The problem of the relationship between human beings and animals is here not an ethical, but a biological one … The problem is that the apparatus – the anthropologic machine – through which we become human excludes any pact with animals … Would it really be impossible to respect animals – as held by animalist thought? The point is that the condition of subjectivity confers on the human a power that no ethics can contain. Egoism is not a human defect, eventually eradicable through an enlightened education – rather, it is its principal biological trait … The sad destiny of animals in the human ‘world’ – their condition as ‘things’ – does not depend on an evil disposition that a better human being will one day rectify: it depends on the fact that this ‘I’ is an ‘I’. The ecological disaster we are heading towards is not caused by human malice, but by the fact that every ‘I’ – in an ever-growing way, as more means become available to it – tries to affirm itself at everyone else’s expense.
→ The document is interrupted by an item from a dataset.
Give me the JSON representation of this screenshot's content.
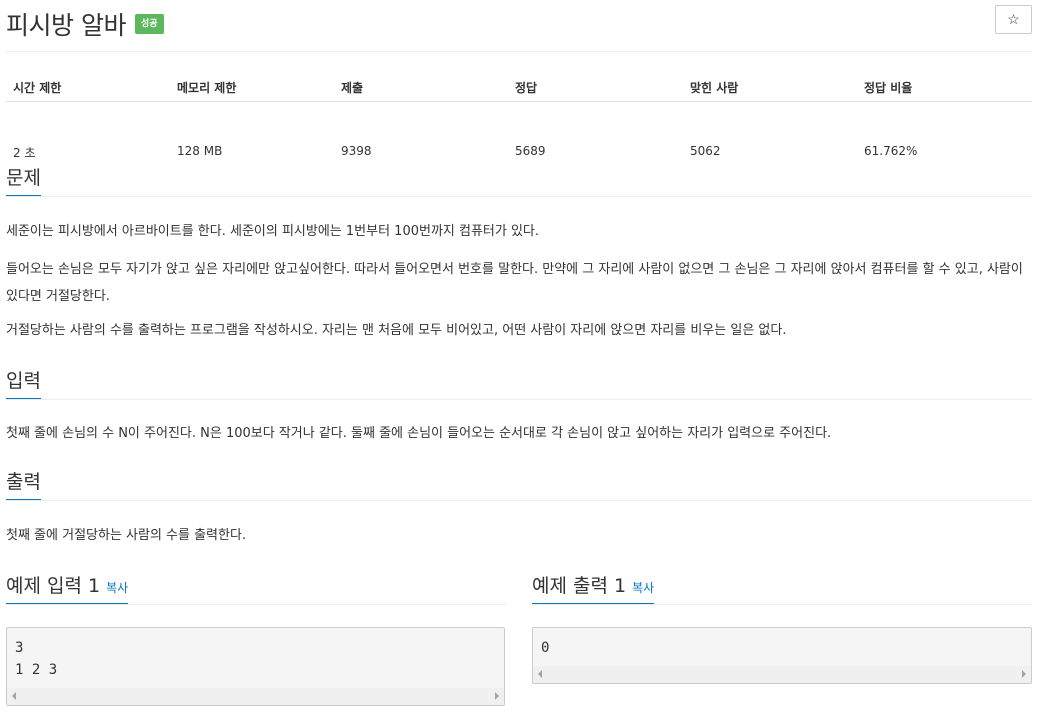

Fire does not destroy because it is evil, but because it burns.

Cimatti, F. Unbecoming Human: Philosophy of Animality After Deleuze, 2020, p. 170-172

I understand the reasoning, but I cannot accept it. It feels like too easy a justification for environmental and human exploitation. Of course, Cimatti then goes on to give the usual “what about plants” anti-vegetarian argument. This is where I find his thought hard to swallow and honestly lacking. If ethics and eating plant-based is not the answer, because it is still anthropocentric and seen from an “I” perspective, then what’s his solution? Veganism is a very clear, practical way to avoid unnecessary suffering (of animals and the humans who have to kill them) and a viable, tangible solution to the raging climate crisis. What is Cimatti’s proposal to counter this? Frankly, it is not clear to me, and although I agree with his reasoning in theory — if we can get rid of the “I” we can create a better relationship with the surrounding environment as a whole — it seems way too theoretical and does not offer any practicable way as far as I can see.

I have probably come into the book with wrong expectations, but I was hoping philosophy could show us a clearer, less-anthropocentric way out of the current climate crisis. Of course this is just one single, relatively short book on the topic, but I still wish Cimatti had come to a fresher, more down-to-earth conclusion, that could point us towards freedom from homo sapiens‘ destructive practices while also acknowledging our position in the animal world.

Notes

  • 1
    English title: Unbecoming Human: Philosophy of Animality After Deleuze.
  • 2
    Here by philosophy I refer to western philosophy, the one started in ancient Greece, and therefore do not include other traditions as the book is framed in this specific context.
  • 3
    From late 19th century onward.
  • 4
    The anthropogenic machine, as he calls it. It’s with language that we say “I” and therefore become entangled in egotism and self-centredness, unable to get rid of the subject-object duality this generates.